Every year in early December the Professional Rodeo Cowboys Association (PRCA) tops off its annual programme of nearly 700 sanctioned rodeo events with the National Finals Rodeo (NFR) in Las Vegas. Only the best of the best may compete – the top 15 money-winners in each of the seven core rodeo disciplines. These are bareback bronc (bronco riding), saddle bronc, bull riding, tie-down roping, team roping, steer wrestling and barrel racing (exclusive to women).
Winners are effectively world champions, and the traditional rodeo prize fancy belt buckles are, here, made of gold. But all the participants are stars of the rodeo genre as a whole, and within that pyramid of Razzmatazz glamorizing an almost entirely mythical ‘West’, their high-bottomed, sober focus and laconic joshing can make you forget that the entertainment they provide is in every case at least as dangerous as the most extreme sport.
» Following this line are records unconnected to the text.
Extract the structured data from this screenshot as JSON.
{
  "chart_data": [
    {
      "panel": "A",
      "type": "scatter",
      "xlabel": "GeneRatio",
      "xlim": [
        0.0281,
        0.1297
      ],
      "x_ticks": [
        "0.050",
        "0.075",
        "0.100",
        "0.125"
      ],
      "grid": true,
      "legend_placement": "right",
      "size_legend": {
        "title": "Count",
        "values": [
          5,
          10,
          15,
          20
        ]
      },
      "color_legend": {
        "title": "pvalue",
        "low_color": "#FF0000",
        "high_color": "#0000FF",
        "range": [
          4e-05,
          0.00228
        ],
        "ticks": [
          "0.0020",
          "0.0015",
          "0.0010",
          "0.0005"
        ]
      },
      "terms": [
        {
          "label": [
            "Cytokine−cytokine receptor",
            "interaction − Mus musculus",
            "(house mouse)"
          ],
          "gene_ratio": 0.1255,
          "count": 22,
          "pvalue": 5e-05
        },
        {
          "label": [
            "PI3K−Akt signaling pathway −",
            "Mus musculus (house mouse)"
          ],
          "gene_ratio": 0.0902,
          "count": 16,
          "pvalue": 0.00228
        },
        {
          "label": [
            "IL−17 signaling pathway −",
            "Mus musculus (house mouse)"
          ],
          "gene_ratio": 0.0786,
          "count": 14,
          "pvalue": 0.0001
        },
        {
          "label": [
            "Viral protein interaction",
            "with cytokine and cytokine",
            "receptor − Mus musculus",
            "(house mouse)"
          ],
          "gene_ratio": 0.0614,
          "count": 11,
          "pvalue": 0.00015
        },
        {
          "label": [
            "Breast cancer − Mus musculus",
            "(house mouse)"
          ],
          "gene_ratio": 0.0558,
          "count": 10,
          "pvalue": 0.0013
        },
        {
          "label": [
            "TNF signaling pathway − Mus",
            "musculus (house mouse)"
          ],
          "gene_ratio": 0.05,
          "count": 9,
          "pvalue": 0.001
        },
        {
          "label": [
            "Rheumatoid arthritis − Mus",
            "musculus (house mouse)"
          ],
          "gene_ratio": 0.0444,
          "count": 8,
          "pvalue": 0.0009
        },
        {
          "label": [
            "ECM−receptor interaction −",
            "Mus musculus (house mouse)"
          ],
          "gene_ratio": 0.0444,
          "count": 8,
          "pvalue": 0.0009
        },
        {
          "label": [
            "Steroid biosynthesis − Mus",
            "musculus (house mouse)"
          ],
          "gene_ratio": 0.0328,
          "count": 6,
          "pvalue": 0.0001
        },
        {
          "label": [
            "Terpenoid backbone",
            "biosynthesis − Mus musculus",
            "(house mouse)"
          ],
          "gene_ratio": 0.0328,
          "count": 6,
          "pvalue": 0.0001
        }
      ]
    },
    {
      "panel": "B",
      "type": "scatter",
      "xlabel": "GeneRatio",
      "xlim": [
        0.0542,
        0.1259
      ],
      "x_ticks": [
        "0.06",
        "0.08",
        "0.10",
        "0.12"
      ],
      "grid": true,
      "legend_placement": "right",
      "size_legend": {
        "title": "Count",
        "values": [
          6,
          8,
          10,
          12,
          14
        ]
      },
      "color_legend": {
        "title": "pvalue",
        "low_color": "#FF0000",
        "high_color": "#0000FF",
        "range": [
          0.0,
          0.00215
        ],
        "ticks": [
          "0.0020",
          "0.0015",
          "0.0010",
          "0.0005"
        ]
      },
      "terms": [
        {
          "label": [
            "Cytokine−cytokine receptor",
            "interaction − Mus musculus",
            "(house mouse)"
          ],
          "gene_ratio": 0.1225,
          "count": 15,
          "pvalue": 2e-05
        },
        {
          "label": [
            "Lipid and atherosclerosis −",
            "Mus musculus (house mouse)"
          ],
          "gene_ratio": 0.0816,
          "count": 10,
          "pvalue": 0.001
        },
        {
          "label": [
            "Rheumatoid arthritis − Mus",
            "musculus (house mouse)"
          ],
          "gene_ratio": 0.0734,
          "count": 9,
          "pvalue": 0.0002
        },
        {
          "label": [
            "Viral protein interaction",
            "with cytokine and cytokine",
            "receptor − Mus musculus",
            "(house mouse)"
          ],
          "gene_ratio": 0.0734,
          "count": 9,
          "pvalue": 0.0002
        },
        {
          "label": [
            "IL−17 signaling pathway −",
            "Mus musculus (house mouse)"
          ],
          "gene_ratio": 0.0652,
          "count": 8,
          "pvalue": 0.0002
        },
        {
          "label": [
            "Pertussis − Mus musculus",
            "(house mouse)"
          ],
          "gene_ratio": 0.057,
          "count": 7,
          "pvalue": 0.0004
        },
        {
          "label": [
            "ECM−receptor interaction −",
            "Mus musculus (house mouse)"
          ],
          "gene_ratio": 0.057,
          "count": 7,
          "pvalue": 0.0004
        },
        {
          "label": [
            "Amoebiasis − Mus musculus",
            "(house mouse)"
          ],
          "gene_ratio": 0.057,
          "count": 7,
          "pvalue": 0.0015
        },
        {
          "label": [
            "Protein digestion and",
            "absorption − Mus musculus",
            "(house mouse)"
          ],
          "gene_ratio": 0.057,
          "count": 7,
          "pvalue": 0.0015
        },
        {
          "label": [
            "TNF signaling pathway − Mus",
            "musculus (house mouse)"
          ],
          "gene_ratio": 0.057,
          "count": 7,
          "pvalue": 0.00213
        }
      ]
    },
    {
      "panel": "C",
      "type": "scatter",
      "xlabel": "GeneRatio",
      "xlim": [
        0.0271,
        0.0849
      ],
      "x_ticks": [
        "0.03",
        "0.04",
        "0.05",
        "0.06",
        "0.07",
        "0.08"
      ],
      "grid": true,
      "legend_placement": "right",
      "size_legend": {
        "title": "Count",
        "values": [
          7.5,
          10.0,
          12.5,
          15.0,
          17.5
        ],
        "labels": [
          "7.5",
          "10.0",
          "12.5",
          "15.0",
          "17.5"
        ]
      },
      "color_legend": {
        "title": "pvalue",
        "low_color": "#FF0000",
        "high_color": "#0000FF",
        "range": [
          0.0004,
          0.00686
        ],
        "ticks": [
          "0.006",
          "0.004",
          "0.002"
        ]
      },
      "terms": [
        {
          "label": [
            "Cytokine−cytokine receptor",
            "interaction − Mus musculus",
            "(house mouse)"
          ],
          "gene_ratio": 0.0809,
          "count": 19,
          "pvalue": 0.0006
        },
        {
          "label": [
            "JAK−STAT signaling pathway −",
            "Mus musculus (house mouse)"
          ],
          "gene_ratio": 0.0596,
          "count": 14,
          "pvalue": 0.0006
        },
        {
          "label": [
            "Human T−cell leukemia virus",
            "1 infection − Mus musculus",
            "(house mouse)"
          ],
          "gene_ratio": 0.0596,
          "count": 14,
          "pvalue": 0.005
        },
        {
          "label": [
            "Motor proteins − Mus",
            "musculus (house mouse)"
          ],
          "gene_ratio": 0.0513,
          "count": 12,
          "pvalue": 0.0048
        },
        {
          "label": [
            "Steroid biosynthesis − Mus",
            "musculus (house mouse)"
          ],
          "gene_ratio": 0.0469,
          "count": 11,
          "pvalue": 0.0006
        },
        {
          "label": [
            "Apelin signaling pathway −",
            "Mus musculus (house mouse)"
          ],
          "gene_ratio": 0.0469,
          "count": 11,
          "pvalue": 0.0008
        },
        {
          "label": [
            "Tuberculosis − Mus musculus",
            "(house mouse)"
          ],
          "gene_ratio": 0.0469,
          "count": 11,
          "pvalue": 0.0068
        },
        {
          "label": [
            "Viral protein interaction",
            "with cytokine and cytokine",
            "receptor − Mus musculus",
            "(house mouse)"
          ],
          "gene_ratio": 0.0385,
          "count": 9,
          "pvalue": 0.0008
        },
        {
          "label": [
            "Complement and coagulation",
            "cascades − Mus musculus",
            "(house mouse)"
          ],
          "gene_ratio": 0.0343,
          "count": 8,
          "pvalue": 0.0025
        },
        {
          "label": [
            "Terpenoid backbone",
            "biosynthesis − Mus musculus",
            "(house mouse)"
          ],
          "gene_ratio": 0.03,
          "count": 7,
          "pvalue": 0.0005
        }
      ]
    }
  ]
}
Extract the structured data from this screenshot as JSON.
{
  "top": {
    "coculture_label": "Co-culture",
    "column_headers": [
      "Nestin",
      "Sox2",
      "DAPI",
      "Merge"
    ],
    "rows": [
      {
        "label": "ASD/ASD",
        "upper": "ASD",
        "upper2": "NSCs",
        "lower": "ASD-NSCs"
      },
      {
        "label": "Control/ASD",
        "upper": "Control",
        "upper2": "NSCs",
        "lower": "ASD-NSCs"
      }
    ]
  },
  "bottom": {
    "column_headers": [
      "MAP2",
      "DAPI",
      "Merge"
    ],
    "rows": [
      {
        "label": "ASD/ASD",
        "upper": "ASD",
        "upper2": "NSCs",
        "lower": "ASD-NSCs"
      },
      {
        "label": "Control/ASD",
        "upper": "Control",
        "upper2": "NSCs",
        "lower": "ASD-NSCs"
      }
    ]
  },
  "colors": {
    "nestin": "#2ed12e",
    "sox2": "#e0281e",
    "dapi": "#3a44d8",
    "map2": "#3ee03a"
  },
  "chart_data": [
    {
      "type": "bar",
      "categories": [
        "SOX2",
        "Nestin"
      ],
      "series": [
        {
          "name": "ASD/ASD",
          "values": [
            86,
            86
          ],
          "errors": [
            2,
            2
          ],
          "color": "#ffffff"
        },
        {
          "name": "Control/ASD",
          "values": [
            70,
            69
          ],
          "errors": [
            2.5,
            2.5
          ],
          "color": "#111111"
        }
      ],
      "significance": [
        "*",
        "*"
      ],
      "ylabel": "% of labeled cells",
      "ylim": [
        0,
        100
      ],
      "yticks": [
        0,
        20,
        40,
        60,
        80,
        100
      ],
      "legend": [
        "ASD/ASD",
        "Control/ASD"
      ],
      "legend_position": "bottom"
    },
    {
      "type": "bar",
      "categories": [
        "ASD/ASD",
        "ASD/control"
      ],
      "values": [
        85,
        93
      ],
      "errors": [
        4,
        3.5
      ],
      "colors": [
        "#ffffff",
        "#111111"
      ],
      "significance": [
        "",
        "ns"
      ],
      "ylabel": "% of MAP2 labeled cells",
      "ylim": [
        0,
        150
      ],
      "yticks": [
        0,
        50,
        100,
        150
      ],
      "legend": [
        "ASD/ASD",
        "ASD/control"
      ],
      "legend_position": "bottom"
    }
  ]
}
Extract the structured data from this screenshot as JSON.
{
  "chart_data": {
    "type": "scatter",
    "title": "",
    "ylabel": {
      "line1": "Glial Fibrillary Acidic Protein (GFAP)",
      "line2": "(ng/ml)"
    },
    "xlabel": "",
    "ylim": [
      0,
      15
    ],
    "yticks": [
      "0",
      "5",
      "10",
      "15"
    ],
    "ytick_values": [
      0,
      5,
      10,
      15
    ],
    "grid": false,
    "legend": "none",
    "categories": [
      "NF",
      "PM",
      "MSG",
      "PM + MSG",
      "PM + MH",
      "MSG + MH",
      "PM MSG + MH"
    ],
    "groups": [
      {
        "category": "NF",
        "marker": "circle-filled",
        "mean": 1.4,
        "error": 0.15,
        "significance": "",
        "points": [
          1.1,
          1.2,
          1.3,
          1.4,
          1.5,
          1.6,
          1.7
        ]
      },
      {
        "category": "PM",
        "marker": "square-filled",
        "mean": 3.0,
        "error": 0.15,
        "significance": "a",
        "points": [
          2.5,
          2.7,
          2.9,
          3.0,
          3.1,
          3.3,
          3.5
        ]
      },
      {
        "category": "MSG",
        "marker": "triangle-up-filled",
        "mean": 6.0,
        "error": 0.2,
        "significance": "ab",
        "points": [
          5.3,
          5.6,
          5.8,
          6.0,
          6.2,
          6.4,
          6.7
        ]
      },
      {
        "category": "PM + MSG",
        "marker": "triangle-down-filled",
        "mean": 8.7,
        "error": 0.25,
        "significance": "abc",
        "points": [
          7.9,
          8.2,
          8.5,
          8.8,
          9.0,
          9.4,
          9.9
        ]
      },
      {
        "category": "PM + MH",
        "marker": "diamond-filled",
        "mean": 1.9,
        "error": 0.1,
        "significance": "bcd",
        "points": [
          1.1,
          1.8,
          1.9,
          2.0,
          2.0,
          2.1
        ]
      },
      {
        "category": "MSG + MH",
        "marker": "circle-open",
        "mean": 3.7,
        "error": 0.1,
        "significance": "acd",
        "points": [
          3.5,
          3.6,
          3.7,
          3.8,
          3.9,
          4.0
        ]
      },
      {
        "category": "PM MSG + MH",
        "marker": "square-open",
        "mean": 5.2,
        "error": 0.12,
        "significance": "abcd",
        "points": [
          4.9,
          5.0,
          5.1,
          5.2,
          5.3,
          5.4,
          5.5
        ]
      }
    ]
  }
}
The NFR is as close as you’ll ever get to the atmosphere of a Roman circus, The clatter of the stockhouse rails, the thumping kicks of furious animals in wooden stalls, the snorting, the thick smell of caged energy and the sudden explosion into the arena of beast and rider, arcing half-twists, rolls and corkscrew gybes for the eternity of eight full seconds until one or the other gets a scraped cheekbone and a mouthful of sand – go very well with a beer and a chilli dog in the shade of the patriotic bunting.
The NFR’s supreme irony is that in ‘Sin City, the world capital of insincere glitz and great showmanship, the rodeo events themselves are deadly serious, and for all the rodeo clowns and sequined Western beauty queens on parade, the contest, like no other in the USA, is stripped of fancy presentation. Each ride is a fresh drama; each day racks up competitive thrills. In an ambience that intense, just a hint of the soaring pedal-steel guitar is enough to put a halo around the moon.
Ten days in early December
Thomas & Mack Center at the University of Nevada, Las Vegas, Nevada.
Thrills spills and going cowboy/girl
You should know
The NFR uses tons of special dirt to cover the arena floor, making softer landings. Visitors and Las Vegas residents alike are eerily fascinated by the fact that the dirt is sorted after the rodeo, and re-used again and again.